DIGITAL SIGNATURES


What are Digital Signatures?

Digital signatures allow a person to sign a digital object in much the same way they would apply a signature to paper and with the assurance that the signature cannot be forged and neither the document or the signature can be modified without making the signature invalid.


Under what circumstances are Digital Signatures required?

A valid digital signature gives a recipient of an object reason to believe that the object was created by a known sender, that the sender cannot deny having sent the object and that the object was not altered in transit. Digital signatures are commonly used for IT transactions where it is important to detect forgery or tampering. For example, they can be used by clinical staff to sign electronic health records (much as they would physically sign a paper-based record).


How are Digital Signatures achieved?

A digital signature scheme typically consists of three algorithms:

  • key generation algorithm that selects a private key uniformly at random from a set of possible private keys. The algorithm outputs the private key and a corresponding public key.
  • signing algorithm that, given a message and a private key, produces a signature.
  • signature verifying algorithm that, given the message, public key and signature, either accepts or rejects the message’s claim to authenticity.

National Digital Signature Frameworks

eSignature v1.0

eSignature v1.0 is an electronic signatures recommendations document that explores the legal context for electronic signatures on clinical documents (Prescriptions, Dispense Records, Referrals, Specialist Letters, Diagnostic Imaging Requests and Reports, Discharge Summaries), explains key concepts relating to electronic signatures, and analyses the clinical and business risks associated with the signer’s identity in order to draw conclusions about the most appropriate signature mechanisms to use on different types of clinical documents.

It has been developed by the National E-Health Transition Authority (NEHTA) and refers extensively to NEHTA’s National Authentication Service for Health (NASH) Public Key Infrastructure (PKI).

The applicability of digital signatures as a requirement in the Health and Medical research requires ongoing examination.


What are the Australian Standards for Digital Signatures?

The Australian Signals Directorate (ASD) provides extensive guidance to Commonwealth entities surrounding standards to safeguard data ranging in different levels of sensitivity, from “unclassified but sensitive or official information not intended for public release” (UD), through “protected” (P), to “Top Secret” (TS). Associated security controls are outlined in the ASD’s Information Security Manual (ISM).

Whilst it is only Australian Government agencies that are required to adopt the ASD controls outlined in the ISM, the controls also provide a useful framework for non-government organisations to consider when protecting data that ranges across various levels of sensitivity. Data of this type includes Personal Health Information that contains identifying aspects which is considered to be both “sensitive”[1] and “protected”[2].

The following ASD controls are issued for agencies in protecting data that are considered “unclassified but sensitive or official information not intended for public release” (UD) or “protected” (P).

ASD Approved Cryptographic Algorithms (AACA)

The ASD approved asymmetric/public key algorithms for digital signatures are:

  • Digital Signature Algorithm (DSA)
  • Elliptic Curve Digital Signature Algorithm (ECDSA)
  • Rivest–Shamir–Adleman (RSA)

Digital Signature Controls

ASD Control: 0473; Revision: 3 states that agencies using DSA for the approved use of digital signatures must use a modulus of at least 1024 bits.

ASD Control: 0475; Revision: 3 states that agencies using ECDSA for the approved use of digital signatures must use a field/key size of at least 160 bits.

ASD Control: 0476; Revision: 4 states that agencies using RSA, both for the approved use of digital signatures and passing encryption session keys or similar keys, must use a modulus of at least 1024 bits.

ASD Control: 0477; Revision: 5 states that agencies using RSA, both for the approved use of digital signatures and for passing encryption session keys or similar keys, must ensure that the key pair used for passing encrypted session keys is different from the key pair used for digital signatures.

Data Integrity Checks

ASD Control: 1292; Revision: 0 states that agencies should verify the integrity of content where applicable, and block the content if verification fails.

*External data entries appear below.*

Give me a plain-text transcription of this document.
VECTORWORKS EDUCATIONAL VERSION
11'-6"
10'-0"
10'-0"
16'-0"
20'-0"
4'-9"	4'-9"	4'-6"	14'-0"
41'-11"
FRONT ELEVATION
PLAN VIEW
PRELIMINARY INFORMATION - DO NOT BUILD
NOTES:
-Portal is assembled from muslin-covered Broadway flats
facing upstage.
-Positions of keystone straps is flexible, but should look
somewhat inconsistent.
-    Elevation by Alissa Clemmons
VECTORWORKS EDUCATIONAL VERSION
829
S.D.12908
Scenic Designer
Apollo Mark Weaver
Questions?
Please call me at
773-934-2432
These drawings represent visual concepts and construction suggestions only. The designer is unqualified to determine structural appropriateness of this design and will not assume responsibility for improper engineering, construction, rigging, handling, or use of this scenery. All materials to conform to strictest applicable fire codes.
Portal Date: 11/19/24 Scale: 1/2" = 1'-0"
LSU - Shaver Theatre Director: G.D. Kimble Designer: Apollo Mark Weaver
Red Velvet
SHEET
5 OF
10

[1] The Commonwealth Privacy Act (1988) http://www.oaic.gov.au/privacy/privacy-act/the-privacy-act) defines what is considered personal and sensitive information in Australia. Personal Information means information about an identified individual, or an individual who is reasonably identifiable, and of relevance to med.data, Sensitive Information includes: Information about an individual’s Racial or ethnic origin or Sexual orientation or practices; Health information; Genetic information and Biometric information.
[2] The US HIPPA Privacy Rule (http://www.hhs.gov/ocr/privacy/hipaa/administrative/privacyrule/index.html ) defines protected health information” as individually identifiable health information, including identifiable demographic and other information relating to the past, present, or future physical or mental health or condition of an individual, or the provision or payment of health care to an individual that is created or received by a health care provider, health plan, employer, or health care clearinghouse. Genetic information is considered to be health information.